I made an easy KI learning with tensorflow 2 with this code and everything works fine.
# Install TensorFlow
import tensorflow as tf
print(tf.__version__)
# Import matplotlib library
import matplotlib.pyplot as plt
#Import numpy
import numpy as np
#Dataset
mnist = tf.keras.datasets.mnist
(x_train, y_train), (x_test, y_test) = mnist.load_data()

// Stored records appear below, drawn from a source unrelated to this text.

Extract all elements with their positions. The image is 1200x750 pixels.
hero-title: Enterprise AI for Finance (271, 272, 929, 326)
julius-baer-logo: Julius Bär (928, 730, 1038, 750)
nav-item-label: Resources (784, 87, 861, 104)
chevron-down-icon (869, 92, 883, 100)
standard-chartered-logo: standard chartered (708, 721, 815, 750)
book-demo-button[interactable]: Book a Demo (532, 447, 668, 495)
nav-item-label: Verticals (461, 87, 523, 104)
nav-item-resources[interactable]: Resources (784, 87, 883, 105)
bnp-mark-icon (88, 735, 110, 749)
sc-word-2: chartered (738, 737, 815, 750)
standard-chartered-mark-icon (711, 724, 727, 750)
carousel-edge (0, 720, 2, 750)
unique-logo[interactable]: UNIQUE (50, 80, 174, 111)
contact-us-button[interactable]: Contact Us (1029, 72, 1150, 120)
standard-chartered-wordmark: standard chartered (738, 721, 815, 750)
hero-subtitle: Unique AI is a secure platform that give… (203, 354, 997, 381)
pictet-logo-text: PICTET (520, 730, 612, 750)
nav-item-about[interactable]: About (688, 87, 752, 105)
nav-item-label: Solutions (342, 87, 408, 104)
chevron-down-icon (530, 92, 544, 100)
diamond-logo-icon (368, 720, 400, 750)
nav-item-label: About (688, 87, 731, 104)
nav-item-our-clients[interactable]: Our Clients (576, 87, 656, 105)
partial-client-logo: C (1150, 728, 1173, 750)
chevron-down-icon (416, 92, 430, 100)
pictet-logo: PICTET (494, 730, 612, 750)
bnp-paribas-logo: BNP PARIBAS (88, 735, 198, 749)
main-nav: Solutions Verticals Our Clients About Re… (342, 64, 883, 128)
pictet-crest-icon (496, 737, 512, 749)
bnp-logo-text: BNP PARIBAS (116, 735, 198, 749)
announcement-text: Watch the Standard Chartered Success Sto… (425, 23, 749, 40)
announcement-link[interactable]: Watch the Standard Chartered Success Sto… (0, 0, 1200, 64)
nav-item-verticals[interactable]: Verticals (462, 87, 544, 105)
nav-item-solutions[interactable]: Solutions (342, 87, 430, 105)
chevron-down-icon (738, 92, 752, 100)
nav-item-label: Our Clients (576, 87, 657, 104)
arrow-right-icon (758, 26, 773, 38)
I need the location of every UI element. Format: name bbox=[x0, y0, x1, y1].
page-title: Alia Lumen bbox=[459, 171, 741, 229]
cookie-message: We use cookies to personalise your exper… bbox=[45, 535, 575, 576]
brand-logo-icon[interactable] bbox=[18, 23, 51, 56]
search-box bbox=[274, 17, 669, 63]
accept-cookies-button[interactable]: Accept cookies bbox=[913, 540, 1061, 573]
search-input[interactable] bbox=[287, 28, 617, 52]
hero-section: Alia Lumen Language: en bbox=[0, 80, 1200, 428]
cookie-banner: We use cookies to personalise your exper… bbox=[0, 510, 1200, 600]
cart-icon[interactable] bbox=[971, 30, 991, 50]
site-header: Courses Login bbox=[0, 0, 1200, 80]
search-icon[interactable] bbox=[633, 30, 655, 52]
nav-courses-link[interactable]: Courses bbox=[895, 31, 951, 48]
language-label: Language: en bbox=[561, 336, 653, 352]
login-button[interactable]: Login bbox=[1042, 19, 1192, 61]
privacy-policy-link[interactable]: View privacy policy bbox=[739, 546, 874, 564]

x_train, x_test = x_train / 255.0, x_test / 255.0
model = tf.keras.models.Sequential([
tf.keras.layers.Flatten(input_shape=(28, 28)),
tf.keras.layers.Dense(128, activation='relu'),
tf.keras.layers.Dropout(0.2),
tf.keras.layers.Dense(10, activation='softmax')
])
model.compile(optimizer='adam',
loss='sparse_categorical_crossentropy',
metrics=['accuracy'])
model.fit(x_train, y_train, epochs=5)
print("Evaluation");
model.evaluate(x_test, y_test)
plt.imshow(x_train[6], cmap="gray") # Import the image
plt.show() # Plot the image
predictions = model.predict([x_train]) # Make prediction
print("Vorhersage: ", np.argmax(predictions[6])) # Print out the number
print("Correct is: ", y_train[6])
My problem is how to add the detecting layers like Conv2d and MaxPooling2D. Where do I have to add this layers and does this influence my plotting and my predictions?